The Art Thread

It's not, but I understand why you think it is since he has no neck. I actually think his head is kind of big...

and his chest is large because his ribcage is protruding and he is tense and is about to shake and make the earth quake.

I wanted his upper body to be larger and have more definition because, well, he's a fucking Viking. If anything I could see you telling me to put more muscle definition into the thighs---Which I did try to do but it was very hard because I had no one to look at for those.

If you saw it in it's real 6ft dimensions where he's larger than you he'd look completely different. It's very different from looking at a picture of him the size of your computer screen.
 
Uh...the most prominent usage of Dore for Emperor is the rider on the the Emperor EP. As The Shadows Rise is also Dore.

i never said anything about which illustration was more prominent on their albums... I just said they use his illustrations and anthems is a example... but if i had to choose I like their anthems ones the best... especially the front cover..
 
Resurrecting this to whore stuff I've been doing for class...these are permanent marker renderings of charcoal rubbings I did myself. Took around 5 hours spread over two days...the assignment was/is to "draw" charcoal rubbings we had taken Monday (October 29 2007; on campus and inside the building). Now I am in the process of running these through a copier to enlarge/shrink/overlay them.

drawingsdd9.jpg


From top-left, moving serially:
"Wave," "Airvent," "Industry," "Clover," "Insanity," "Mechanics," "Dead Organism," and "Airvent II"

Original rubbings (in same order; these are untitled, though, since they are "source material" for the actual work):

drawingsiihn7.jpg
 
Thanks. It is really difficult to draw marker renditions of rubbings done with super-dark compressed charcoal...and they were actually the best in the class...my prof used them as an example to the class as what an interesting rubbing rendition looks like.

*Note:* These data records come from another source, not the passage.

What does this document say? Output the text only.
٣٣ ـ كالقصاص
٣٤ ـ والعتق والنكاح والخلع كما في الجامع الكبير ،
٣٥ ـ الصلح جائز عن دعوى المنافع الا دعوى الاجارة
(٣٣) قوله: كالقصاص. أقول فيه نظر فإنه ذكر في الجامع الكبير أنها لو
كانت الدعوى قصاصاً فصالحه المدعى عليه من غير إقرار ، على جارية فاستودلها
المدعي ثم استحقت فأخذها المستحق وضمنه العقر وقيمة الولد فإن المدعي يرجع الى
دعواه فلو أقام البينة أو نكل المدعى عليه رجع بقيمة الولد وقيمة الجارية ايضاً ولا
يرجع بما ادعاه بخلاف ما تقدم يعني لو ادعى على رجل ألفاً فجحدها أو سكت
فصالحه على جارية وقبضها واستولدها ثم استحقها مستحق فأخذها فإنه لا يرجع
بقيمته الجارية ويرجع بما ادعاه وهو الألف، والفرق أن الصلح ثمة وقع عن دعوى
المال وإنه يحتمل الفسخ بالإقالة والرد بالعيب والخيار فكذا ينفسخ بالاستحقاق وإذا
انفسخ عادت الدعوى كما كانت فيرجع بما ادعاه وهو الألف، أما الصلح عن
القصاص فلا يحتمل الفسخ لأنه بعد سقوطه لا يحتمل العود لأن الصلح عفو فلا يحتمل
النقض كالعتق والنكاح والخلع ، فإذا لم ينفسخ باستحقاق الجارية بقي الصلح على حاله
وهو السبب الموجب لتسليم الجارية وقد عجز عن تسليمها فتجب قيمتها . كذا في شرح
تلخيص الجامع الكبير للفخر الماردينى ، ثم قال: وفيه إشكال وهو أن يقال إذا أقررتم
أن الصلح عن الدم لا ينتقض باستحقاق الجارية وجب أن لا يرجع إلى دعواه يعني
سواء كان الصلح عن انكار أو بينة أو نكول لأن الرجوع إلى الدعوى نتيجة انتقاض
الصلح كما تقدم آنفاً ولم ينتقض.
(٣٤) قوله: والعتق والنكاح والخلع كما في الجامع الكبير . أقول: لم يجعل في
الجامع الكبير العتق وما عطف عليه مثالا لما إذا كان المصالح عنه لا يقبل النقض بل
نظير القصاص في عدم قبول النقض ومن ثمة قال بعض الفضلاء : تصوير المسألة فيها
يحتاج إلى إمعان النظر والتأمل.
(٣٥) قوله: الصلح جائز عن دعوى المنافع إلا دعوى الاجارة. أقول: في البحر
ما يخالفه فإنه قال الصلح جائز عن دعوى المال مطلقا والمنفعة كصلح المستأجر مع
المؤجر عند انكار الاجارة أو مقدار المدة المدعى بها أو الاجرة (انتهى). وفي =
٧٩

Edit: It should also be noted that the first one on the bottom row of my renditions ("Insanity") should be rotated 180 degrees either way...I put it on the floor backwards.
 
Heh, yeah it's okay...no offense taken. I do as well, there is something about charcoal that makes the rubbings look surreal, dark (obviously), and obscure. Marker definitely fails to recapture it; but we had to draw them so we can copy/Xerox them correctly.

Definite flaws I can see would be obvious disproportion (some of the squares of bond paper were wider/taller than normal printer paper), bad drawing on "Insanity" (by that time I had decided to not care so much about the actual drawings but instead to pinpoint the "values," as it were...), and lack of light on some parts (whenever I went back in to see what I was missing, I would randomly convince myself that parts with necessary contrast were "too light" and needed to be slightly shaded...just me being finnicky I suppose).
 
Heh, yeah it's okay...no offense taken. I do as well, there is something about charcoal that makes the rubbings look surreal, dark (obviously), and obscure. Marker definitely fails to recapture it; but we had to draw them so we can copy/Xerox them correctly.

Definite flaws I can see would be obvious disproportion (some of the squares of bond paper were wider/taller than normal printer paper), bad drawing on "Insanity" (by that time I had decided to not care so much about the actual drawings but instead to pinpoint the "values," as it were...), and lack of light on some parts (whenever I went back in to see what I was missing, I would randomly convince myself that parts with necessary contrast were "too light" and needed to be slightly shaded...just me being finnicky I suppose).

It is difficult to emulate another work with a different medium. For this one, it is hard to capture the cloud-like feel of charcoal with something like marker.